The technology enthusiast in me demands more, but having spent the past couple of weeks with the Flip, I've come to admire the simplicity of it all.
To capture video, you turn the camcorder on - which takes all of three seconds - then point it at your subject and hit the big red button to start recording. Hit red again and the recording stops. That's pretty much it. A red light lets your audience know you're recording, and the 4GB and 8GB models allow you to capture up to one hour or two hours of footage, respectively. A play button lets you view recorded clips, you hit the left or right keys to navigate through your library, and recordings can be deleted by pressing the trash can key. The only other two buttons - up and down - control the camcorder's digital zoom or playback volume.
It's all incredibly intuitive, and the simplicity is arguably the Flip's greatest strength. There are no menus to contend with (tell a lie, there's one that allows you to configure the language, time, date, key tones and recording light), there are no image adjustments, and most users will continue to operate the camera with the use of just two buttons: power and record.
There's practically no learning curve, and being able to instantly pick up and record is hugely rewarding. I've spoken to a few Flip-owning parents and they all agree; nothing beats it for quickly capturing precious moments, and the mums love the fact that it's handbag-friendly in size.
Sharing made easy
The Flip's integrated transflective display offers a reasonable 320x200 resolution and is comfortably viewable in sunlight, but when you tire of its limited 2in frame, it's easy to transfer footage to bigger, better displays. Both the UltraHD and MinoHD offer HDMI connectivity (a micro port on the former and a mini on the latter), but neither model ships with HDMI cables in the box.

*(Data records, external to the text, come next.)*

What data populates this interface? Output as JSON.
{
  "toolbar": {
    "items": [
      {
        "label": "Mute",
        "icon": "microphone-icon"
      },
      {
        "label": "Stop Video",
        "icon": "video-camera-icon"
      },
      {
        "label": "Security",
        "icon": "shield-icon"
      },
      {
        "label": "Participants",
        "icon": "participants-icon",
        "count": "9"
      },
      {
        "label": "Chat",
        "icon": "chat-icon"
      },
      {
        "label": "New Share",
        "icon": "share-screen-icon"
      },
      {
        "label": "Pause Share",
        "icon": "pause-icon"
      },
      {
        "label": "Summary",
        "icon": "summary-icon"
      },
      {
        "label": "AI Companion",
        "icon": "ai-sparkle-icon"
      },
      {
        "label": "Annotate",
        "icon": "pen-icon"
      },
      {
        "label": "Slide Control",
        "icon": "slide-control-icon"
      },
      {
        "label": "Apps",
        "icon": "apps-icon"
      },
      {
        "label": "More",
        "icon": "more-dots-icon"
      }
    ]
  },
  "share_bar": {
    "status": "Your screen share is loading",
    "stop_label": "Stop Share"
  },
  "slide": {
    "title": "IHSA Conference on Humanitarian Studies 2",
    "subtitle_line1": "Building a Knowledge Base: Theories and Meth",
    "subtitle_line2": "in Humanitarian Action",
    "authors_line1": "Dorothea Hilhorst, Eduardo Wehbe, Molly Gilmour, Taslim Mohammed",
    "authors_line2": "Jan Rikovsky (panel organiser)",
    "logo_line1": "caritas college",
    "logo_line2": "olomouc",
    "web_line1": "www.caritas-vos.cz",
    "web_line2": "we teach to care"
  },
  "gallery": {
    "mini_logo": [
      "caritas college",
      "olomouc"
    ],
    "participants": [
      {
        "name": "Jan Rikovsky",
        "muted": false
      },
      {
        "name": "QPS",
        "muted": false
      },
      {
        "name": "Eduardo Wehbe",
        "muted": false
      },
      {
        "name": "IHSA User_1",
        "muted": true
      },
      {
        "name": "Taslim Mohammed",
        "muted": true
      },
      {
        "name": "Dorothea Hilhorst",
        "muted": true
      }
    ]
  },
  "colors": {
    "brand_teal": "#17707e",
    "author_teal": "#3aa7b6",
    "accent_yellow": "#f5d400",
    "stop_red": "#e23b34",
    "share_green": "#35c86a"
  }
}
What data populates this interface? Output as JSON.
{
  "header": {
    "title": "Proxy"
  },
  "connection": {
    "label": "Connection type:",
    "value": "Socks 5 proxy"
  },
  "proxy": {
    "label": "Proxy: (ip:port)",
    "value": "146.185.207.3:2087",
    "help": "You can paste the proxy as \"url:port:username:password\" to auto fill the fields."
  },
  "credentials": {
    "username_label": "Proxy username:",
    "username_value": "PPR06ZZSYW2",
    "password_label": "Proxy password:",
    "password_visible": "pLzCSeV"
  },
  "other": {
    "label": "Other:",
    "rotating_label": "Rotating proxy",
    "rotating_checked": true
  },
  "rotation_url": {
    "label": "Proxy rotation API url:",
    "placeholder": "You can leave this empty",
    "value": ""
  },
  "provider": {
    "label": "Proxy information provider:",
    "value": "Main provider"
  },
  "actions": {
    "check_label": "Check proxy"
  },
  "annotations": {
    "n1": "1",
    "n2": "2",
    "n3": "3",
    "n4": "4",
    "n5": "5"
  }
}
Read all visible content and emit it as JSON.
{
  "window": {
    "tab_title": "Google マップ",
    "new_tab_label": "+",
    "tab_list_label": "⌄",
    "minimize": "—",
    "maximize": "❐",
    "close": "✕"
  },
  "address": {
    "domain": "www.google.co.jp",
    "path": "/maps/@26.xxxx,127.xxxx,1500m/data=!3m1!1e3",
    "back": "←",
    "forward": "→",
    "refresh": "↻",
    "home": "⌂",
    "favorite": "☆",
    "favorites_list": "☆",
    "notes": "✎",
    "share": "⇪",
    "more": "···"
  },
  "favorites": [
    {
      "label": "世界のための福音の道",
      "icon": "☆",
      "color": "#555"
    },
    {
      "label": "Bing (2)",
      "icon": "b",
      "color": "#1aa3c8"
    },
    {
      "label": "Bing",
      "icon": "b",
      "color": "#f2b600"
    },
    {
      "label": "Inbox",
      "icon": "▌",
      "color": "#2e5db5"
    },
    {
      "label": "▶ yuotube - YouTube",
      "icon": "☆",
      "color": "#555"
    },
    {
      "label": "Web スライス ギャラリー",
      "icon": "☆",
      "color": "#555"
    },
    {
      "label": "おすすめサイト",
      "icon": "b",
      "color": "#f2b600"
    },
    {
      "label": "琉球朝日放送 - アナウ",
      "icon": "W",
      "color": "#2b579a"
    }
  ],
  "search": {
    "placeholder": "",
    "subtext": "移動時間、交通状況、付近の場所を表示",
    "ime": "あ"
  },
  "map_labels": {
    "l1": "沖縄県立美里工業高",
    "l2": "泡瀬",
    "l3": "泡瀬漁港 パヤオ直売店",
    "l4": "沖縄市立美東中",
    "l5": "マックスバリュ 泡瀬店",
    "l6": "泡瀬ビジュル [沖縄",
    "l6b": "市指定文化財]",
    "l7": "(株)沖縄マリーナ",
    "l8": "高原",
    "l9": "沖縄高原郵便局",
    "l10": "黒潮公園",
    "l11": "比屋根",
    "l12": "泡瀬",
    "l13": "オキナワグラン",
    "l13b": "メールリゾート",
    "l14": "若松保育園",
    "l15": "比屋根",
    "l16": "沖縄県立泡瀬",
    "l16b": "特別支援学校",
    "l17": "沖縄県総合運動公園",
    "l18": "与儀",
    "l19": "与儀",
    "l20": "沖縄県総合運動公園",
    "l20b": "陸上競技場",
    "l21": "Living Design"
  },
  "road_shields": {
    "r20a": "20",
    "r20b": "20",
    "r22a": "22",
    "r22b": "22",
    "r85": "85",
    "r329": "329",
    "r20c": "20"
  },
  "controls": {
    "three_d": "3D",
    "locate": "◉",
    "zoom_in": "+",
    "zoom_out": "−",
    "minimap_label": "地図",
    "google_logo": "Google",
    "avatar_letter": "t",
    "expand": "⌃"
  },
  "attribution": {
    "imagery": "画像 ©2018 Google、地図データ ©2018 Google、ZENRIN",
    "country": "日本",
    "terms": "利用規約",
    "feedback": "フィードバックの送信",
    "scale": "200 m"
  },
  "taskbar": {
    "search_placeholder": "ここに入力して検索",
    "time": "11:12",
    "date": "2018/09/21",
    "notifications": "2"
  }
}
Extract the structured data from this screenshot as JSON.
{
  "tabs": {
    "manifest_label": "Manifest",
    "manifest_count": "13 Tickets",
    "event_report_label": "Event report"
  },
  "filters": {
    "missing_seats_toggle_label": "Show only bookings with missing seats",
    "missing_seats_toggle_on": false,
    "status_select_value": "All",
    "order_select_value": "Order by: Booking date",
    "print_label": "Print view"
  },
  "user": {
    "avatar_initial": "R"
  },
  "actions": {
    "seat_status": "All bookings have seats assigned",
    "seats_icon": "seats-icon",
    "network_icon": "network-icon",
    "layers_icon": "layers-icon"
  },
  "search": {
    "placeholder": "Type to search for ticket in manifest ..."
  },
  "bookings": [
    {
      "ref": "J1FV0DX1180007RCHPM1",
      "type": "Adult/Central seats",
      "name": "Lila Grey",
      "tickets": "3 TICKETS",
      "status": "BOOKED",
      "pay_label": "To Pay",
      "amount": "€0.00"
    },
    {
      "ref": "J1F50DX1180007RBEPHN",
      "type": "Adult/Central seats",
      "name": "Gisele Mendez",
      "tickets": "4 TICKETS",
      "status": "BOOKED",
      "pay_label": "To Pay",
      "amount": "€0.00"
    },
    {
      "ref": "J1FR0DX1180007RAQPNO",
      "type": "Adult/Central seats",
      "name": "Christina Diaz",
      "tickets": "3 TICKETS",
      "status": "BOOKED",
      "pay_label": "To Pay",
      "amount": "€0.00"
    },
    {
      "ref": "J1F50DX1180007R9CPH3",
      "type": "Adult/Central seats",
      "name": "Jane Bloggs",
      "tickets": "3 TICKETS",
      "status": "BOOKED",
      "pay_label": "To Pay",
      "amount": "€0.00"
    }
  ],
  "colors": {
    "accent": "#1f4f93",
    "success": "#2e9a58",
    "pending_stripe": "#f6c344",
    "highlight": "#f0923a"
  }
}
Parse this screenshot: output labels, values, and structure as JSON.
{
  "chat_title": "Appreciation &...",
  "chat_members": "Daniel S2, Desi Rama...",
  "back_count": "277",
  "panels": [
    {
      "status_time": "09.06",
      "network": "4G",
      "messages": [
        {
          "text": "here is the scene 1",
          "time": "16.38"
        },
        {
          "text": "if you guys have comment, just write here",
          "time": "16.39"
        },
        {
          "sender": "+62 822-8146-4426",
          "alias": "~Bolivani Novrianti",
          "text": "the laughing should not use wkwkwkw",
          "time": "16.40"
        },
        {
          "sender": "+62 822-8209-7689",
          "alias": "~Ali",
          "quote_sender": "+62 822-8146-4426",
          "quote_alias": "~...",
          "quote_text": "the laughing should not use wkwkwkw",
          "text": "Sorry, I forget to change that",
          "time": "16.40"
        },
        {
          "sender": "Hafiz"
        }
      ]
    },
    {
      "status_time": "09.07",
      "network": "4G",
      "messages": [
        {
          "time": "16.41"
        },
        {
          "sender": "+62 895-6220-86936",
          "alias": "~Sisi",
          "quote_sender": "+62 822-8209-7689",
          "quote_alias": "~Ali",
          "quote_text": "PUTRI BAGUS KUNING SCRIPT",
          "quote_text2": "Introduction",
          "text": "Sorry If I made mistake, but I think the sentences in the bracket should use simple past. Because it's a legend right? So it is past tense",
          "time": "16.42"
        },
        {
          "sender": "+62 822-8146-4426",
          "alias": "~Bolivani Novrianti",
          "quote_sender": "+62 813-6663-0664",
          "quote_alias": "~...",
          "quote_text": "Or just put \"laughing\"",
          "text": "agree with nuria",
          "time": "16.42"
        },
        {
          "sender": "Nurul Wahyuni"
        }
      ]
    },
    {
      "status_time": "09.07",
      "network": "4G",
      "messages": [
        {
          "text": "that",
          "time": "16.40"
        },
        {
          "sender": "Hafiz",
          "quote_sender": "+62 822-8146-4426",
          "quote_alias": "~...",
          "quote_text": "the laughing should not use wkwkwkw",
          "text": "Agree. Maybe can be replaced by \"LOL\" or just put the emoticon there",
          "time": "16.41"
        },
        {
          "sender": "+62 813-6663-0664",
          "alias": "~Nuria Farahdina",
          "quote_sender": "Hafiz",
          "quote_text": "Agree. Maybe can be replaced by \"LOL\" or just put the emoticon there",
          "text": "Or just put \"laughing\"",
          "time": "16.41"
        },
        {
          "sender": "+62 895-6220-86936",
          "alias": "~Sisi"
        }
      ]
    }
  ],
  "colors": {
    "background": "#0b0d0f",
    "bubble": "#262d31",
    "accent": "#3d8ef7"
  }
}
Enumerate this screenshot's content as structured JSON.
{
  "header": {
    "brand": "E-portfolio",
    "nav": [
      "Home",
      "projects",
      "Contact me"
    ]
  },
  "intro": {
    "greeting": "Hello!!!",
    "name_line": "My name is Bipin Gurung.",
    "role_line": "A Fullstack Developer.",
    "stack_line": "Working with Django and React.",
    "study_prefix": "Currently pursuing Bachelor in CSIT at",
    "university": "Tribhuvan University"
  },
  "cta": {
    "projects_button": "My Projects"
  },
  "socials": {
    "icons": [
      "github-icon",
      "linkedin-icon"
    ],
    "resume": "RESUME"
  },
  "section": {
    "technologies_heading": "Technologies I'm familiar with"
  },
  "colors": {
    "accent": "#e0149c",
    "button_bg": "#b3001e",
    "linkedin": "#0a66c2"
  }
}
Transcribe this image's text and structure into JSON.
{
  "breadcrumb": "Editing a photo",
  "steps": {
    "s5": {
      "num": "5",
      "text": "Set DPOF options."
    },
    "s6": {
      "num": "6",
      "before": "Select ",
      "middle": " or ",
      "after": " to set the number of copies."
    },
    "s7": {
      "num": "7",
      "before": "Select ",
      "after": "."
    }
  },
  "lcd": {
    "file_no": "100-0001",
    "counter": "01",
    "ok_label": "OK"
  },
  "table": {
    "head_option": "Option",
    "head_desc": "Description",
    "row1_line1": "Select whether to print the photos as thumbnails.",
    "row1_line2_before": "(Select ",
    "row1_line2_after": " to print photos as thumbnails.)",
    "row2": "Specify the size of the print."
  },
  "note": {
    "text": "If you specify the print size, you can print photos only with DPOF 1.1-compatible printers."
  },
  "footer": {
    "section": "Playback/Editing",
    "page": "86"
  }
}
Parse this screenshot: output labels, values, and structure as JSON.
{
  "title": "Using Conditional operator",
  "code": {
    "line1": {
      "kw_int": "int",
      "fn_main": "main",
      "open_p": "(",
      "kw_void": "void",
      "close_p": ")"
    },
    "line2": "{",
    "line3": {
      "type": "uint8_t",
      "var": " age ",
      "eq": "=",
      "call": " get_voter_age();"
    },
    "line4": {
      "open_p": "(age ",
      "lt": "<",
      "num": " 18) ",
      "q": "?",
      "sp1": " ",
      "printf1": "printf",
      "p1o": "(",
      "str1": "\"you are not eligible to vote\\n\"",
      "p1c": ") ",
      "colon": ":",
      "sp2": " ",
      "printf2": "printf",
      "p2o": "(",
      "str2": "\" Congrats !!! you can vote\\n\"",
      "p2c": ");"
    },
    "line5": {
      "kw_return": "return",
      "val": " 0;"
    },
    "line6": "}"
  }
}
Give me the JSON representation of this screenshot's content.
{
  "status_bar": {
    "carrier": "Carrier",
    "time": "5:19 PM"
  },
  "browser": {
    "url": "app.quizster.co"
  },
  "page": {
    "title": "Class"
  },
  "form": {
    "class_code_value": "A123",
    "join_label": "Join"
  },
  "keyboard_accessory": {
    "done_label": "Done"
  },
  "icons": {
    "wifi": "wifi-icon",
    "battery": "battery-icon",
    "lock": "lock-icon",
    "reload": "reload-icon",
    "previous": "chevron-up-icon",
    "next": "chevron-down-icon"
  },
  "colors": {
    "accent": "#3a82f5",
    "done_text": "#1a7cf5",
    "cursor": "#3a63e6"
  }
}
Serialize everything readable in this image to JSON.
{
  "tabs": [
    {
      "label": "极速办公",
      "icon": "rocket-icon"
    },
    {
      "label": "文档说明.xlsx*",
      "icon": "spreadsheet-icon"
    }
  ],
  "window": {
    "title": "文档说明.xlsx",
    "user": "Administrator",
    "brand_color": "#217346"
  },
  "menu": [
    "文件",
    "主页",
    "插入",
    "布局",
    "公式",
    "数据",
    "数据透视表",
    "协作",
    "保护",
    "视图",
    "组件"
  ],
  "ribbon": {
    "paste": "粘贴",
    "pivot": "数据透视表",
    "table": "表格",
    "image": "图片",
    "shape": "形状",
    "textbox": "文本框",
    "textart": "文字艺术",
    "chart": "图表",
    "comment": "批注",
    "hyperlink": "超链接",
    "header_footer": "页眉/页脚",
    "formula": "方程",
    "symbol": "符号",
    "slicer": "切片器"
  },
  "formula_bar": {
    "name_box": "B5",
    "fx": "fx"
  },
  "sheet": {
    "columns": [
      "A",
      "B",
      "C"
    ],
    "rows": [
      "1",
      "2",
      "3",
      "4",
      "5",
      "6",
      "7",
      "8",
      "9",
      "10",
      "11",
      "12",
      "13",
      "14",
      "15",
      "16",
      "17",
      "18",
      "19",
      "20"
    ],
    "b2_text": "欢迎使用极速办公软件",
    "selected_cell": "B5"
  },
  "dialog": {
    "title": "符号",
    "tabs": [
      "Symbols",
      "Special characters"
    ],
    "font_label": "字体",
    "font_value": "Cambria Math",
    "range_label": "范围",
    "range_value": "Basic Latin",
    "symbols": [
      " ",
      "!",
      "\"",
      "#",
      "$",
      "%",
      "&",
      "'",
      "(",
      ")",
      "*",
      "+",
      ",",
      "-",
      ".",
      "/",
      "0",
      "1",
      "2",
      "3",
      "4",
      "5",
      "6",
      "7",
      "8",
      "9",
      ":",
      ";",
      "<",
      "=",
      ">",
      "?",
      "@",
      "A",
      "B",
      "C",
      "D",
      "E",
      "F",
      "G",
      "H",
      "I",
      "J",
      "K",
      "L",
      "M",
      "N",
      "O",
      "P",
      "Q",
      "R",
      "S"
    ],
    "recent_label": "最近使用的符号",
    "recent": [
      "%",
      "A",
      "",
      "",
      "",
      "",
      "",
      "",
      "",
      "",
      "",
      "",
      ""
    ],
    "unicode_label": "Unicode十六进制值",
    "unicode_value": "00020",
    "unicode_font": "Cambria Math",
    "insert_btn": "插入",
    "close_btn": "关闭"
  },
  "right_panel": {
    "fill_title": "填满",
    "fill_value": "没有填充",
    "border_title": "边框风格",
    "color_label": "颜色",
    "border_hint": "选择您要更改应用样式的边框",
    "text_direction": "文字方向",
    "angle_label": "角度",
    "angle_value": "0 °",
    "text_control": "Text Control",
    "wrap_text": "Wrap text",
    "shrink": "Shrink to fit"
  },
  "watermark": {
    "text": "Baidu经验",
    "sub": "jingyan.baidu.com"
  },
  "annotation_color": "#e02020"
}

In fact, all you get in the bundle is a wrist strap, a soft protective case, and a user guide. But that again is testament to the Flip's simplicity - the camcorder's primary connection, USB, is built directly into the device. Push a button and a flip-out USB arm is made available, ensuring connectivity without a reliance on additional cables. The idea has its merits (there's no need to carry anything else in your bag), but the rigid flip-out USB arm can be awkward to connect to hard-to-reach USB ports, and there's no other way to charge the device unless you pick up an optional mains adaptor.
When connected to a PC (Mac's are also supported), the Flip's 8GB of flash memory is shown as removable storage and captured videos can be copied over with ease. If you're hoping to do more with your clips, each Flip camcorder also comes pre-loaded with a copy of FlipShare - a free movie manager utility designed to help you organise and share your media. Although simple, FlipShare is easy to use and provides two key features; users can put together movies in just a few mouse clicks, and content can be shared with others via email or popular social network sites such as Facebook, Twitter and YouTube.
FlipShare isn't as advanced as say Microsoft's Windows Live Movie Maker or Apple's iMovie, but it's competent enough and works well as a means to piece together footage for online publishing.